I bet that at -O3 it definitely does not generate the code you expect, and the same C code when compiled with a C++ compiler will generate even better machine code.
You would be wrong. I've spent plenty of time looking at code produced by the compiler from both C and C++ while working through performance profiling. Yes -O3 code can result in non-trivial transformations, but it's still easy enough to understand when one has been doing so for decades.

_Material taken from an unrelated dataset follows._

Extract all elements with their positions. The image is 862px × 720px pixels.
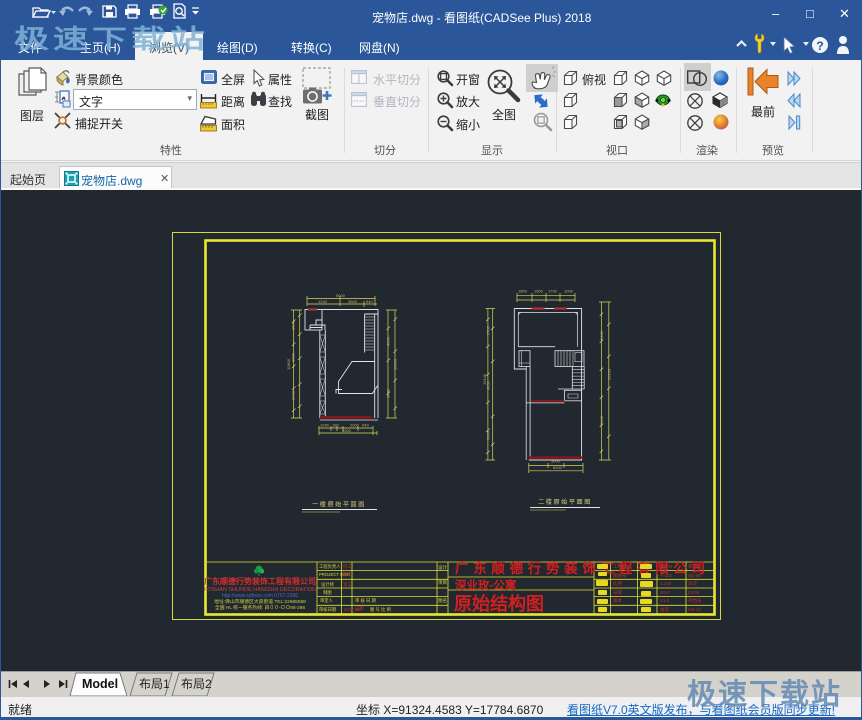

In my experience, it isn't the compiler that is the bottleneck to performance. Code can always be tweaked to get the compiler to produce output that does what is intended. My complaints about C++ are more due to the complete unsuitability of the standard library to embedded type applications caused us to spend plenty of time reimplementing algorithms that were already provided as part of normal C++ infrastructure. Having the right infrastructure to build a high performance application is far more than having an optimizing compiler. Libraries matter, kernel APIs matter, taking advantage of the right hardware configurations matters. The compiler is actually a fairly small part of the overall performance picture - doing things like pinning threads and avoiding cache line bounces between threads/CPUs buys orders of magnitude more performance than changing the compiler.